Academic publishing has already reached a point where too much material of too little substance is being published, and this trend is continuing. The ostensible reason for academic publishing is to communicate useful information to academic peers. But of all papers published in the top scientific journals (i.e., those listed in the citation index ISI Web of Knowledge)—7,279 science and social science journals from 2002 through 2006—only 40.6 percent were cited at least once in the five years following publication.[1] More recent compilations with large databases indicate much the same proportions.[2] Moreover, evidence suggests that social science papers are cited at a significantly lower level. And it should be noted that this includes self-citations: deleting these might lower the number considerably.
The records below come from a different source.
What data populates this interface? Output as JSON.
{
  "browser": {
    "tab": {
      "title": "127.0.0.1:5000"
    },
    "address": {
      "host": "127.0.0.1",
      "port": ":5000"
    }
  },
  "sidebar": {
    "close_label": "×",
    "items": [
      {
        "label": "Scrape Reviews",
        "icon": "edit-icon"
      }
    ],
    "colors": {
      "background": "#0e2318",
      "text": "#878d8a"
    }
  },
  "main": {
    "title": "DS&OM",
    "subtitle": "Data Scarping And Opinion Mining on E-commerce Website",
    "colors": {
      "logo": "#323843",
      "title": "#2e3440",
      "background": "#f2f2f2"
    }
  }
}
In 1981, the total number of journals was 74,000 and by 1990 that number had risen to 108,500.[3] By 2003, the total reached 172,000.[4] Yet, we regularly see the creation of new journals in our fields every year. While we have no citation statistics for the large group of lesser journals, it would be a reasonable assumption that they are cited at a much lower level than the 40.6 percent indicated above. And we believe it might be reasonable to ask if some of these journals should continue, or at least be purchased by libraries. This is one area where cost/benefit analysis seems to play no role. One academic at MIT opined that “[i]f the bottom 80% of the literature ‘just vanished,’ I doubt the scientific enterprise would suffer.”[5]